Today, fewer and fewer people have a long-term family physician who tracks their needs and feels responsibility for their longevity. At the same time, the single-practitioner office – like pharma companies and hospitals – is now being “rolled-up” into larger practice groups and private practices are vanishing. At this pace, the discipline will become practically extinct. Yet, without the primary diagnostic oversight provided by a trusted health care provider, we are missing an important strand in the medical safety net between urgent and specialty care – between prevention and illness – between prediabetes and diabetes.
It is a perfect storm. Poorer diet, higher sugar intake and increasingly sedentary lifestyle are leading to prediabetes, which isn’t straightforward to diagnose and is often not taken seriously by patients, and the most important player in defense against the condition – the primary care physician – is beginning to phase out.
Considering how the care market and medical ecosystem are shifting, we have our work cut out for us in getting ahead of this epidemic.
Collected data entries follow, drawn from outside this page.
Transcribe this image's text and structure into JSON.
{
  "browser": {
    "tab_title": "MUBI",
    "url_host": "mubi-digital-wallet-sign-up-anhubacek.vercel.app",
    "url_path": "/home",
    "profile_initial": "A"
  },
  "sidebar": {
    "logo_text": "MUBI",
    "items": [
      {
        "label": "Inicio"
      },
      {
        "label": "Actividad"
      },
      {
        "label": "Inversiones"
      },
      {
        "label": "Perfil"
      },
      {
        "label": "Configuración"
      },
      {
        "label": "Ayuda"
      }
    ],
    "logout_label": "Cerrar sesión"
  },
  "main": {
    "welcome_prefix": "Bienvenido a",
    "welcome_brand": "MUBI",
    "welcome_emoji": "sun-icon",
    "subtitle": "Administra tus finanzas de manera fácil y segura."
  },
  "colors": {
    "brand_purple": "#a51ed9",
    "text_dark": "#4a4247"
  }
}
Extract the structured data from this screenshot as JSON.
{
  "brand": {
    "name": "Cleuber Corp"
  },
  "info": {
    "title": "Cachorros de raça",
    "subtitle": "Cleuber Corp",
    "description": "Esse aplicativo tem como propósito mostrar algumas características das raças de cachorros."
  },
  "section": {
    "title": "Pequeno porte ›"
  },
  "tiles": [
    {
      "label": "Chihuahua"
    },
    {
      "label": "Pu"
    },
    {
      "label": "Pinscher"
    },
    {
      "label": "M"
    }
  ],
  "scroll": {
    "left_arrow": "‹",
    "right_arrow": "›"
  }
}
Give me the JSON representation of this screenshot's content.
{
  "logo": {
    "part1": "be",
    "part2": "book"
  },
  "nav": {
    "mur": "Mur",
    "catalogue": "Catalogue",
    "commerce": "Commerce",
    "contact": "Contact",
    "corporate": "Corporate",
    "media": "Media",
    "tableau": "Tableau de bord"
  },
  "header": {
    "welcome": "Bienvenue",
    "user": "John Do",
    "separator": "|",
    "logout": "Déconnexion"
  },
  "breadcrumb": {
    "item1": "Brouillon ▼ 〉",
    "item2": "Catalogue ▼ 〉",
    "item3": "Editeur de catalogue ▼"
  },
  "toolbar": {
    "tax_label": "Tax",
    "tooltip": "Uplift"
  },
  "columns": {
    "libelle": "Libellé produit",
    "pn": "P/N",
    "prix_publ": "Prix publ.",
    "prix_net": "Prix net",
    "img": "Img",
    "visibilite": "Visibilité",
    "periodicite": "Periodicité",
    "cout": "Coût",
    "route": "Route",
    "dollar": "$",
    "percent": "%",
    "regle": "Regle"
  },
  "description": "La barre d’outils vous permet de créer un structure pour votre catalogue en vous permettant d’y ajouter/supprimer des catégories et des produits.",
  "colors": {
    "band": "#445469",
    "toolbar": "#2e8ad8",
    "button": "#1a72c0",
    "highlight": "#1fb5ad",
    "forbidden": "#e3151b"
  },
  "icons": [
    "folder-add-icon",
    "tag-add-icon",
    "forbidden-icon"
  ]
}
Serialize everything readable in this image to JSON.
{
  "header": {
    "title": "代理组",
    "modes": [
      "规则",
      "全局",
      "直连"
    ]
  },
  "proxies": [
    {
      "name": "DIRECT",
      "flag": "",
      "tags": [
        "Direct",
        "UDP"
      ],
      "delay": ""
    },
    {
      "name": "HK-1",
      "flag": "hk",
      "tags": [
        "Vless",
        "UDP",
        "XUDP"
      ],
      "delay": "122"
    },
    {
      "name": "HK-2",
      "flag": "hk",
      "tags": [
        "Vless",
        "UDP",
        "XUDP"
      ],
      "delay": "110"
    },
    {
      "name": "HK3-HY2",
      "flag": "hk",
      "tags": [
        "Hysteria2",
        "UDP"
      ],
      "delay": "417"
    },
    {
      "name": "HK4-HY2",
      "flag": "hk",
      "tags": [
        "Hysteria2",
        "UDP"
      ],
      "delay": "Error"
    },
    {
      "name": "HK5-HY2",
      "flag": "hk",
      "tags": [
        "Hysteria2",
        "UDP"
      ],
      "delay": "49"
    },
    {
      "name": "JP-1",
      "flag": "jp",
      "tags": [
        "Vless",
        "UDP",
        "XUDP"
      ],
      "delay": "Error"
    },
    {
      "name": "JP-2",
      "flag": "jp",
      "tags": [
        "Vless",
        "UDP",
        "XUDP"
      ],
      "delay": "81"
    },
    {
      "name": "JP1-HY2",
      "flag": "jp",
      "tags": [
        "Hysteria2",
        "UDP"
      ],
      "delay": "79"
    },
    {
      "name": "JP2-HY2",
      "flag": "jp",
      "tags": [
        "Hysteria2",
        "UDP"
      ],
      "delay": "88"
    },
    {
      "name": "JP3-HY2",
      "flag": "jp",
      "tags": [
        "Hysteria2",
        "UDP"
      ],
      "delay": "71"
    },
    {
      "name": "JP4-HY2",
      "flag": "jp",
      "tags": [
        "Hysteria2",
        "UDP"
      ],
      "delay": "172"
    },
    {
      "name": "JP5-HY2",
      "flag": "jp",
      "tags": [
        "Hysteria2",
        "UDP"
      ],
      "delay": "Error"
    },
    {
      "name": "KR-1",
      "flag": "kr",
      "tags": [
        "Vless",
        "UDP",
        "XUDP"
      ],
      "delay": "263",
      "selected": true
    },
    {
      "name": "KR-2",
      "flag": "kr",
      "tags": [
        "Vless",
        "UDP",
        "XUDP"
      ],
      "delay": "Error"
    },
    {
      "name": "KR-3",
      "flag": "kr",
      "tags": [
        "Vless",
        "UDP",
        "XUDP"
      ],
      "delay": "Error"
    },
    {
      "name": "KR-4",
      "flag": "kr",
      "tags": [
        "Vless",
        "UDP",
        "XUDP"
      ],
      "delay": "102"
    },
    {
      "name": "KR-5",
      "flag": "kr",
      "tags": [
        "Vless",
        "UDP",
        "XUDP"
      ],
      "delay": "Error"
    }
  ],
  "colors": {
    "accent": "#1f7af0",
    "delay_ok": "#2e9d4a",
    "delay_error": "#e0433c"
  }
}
We must take on more responsibilities ourselves as patients, armed with the knowledge that one-in-three has prediabetes. We must continue to foster good relationships with healthcare professionals, increasingly with specialists, to fill the role that primary care doctors are leaving vacant. Plus, communication between physician and patient around prediabetes must dial up, with physicians combining tough love with access to behavioral insights to better understand how to motivate their patients. Both must find a conversational bridge that connects how a stitch in time saves eyesight, peripheral nerves, kidney function and quality of life.
At the end of the day, consumers need a learned medical advisor – whether an in-person physician advocate or one powered by smart technology – that knows our name and knows what’s happening with us over time. It is the best defense we have against prediabetes and other chronic conditions. Even in the changing medical landscape, there must always be a place for that relationship. Otherwise, the ticking time-bomb of 84 million prediabetic Americans will morph into a major public health crisis.